Mochi1: Generate high quality Consistent Videos

mochi1 text to video model

Mochi 1, an open-source text-to-video diffusion model has been released by Genmo.  Trained with 10 billion parameters built on novel Asymmetric Diffusion Transformer (AsymmDiT) architecture that is also flexible to fine tune. The model is capable of generating output with high fidelity and strong prompt adherence.

The model is registered under Apache2.0 license, that means it can be used for research, educational and commercial purposes. 

Currently, it needs minimum 4 H100 GPU which is really huge for any individual to run, but they also inviting the community to release quantized model so that it easily accessible by the lower end users.

It can be run in ComfyUI, as it consume about 20GB VRAM in the VAE(Variational Auto Encoder) decoding level.


Installation

1. Install ComfyUI into machine.

2. Navigate to "ComfyUI/custom_nodes" folder. Open command prompt using "cmd". Clone the repository by typing following command:

git clone https://github.com/kijai/ComfyUI-MochiWrapper.git

All the respective models gets auto downloaded from Kijai's Hugging Face when you initiate the Workflow for the first time. 

If you are interested to work with the raw model, then you can directly access it from Genmo's Hugging face.

Take it into consideration, the model weights is quite huge in size. So, be patient while its getting downloaded. You can track the real-time status in terminal for ComfyUI running in the background. 
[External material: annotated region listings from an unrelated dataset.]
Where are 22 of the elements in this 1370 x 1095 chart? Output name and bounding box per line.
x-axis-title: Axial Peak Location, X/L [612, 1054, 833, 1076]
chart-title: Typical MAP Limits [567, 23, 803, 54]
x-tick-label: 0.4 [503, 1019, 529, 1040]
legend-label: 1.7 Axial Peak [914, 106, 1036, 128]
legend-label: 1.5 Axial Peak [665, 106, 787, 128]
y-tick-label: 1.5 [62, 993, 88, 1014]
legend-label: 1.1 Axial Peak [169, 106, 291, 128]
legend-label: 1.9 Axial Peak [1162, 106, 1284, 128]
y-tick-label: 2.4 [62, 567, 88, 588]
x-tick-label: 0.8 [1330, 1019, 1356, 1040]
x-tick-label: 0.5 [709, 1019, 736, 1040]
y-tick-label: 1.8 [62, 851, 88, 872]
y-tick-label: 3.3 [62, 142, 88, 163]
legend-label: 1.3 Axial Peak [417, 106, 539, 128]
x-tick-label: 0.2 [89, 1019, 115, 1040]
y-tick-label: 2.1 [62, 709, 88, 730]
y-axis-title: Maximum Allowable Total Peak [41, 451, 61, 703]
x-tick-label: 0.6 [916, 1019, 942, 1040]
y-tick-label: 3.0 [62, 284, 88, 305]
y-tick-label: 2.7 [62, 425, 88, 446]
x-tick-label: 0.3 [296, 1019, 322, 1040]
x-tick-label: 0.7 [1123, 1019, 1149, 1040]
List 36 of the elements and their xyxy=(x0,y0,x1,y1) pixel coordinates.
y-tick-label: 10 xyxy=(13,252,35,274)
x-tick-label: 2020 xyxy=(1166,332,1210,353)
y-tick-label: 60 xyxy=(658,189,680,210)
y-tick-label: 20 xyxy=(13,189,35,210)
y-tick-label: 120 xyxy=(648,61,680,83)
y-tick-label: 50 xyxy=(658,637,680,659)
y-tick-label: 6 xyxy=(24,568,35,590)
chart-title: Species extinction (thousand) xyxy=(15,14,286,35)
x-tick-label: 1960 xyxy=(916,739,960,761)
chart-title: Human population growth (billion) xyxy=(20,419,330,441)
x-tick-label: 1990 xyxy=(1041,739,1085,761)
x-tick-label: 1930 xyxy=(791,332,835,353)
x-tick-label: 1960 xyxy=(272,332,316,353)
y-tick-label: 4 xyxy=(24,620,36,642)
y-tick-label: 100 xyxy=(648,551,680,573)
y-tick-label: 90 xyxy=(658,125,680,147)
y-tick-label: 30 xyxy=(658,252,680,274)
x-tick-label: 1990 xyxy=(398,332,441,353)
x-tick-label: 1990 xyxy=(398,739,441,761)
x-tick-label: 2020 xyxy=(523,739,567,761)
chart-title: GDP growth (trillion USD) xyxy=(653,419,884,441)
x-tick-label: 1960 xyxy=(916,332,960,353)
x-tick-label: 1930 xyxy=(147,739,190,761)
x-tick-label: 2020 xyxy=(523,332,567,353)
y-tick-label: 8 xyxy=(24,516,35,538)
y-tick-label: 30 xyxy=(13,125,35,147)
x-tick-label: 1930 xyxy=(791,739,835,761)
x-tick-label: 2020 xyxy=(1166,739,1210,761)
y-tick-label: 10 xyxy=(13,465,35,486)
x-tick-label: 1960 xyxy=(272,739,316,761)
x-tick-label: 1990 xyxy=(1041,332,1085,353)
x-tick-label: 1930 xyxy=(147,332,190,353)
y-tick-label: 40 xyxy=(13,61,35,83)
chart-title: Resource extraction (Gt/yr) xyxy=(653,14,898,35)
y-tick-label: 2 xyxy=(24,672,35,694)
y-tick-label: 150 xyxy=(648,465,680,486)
All the models get saved to "ComfyUI/models/diffusion_models/mochi" folder and VAE to "ComfyUI/models/vae/mochi" folder.


Workflow

1. You can get the Workflow from your "ComfyUI-MochiWrapper/examples" folder.

2. Just drag and drop to ComfyUI.

3. Put your positive detailed prompt for better result. 

mochi 1 generation


We do not have H100 stacks, but we tested this model on RTX 4090. The video consistency was really impressive as compared to CogVideoX. But this is massive, eats a lot of your VRAM.
 
With torch compiled support, gguf q8 enabled its quite lower, about 40 minutes with 200 steps. We hope there will be better quantization support in the future. 

Apart from this, they will going to add support for image to video as well.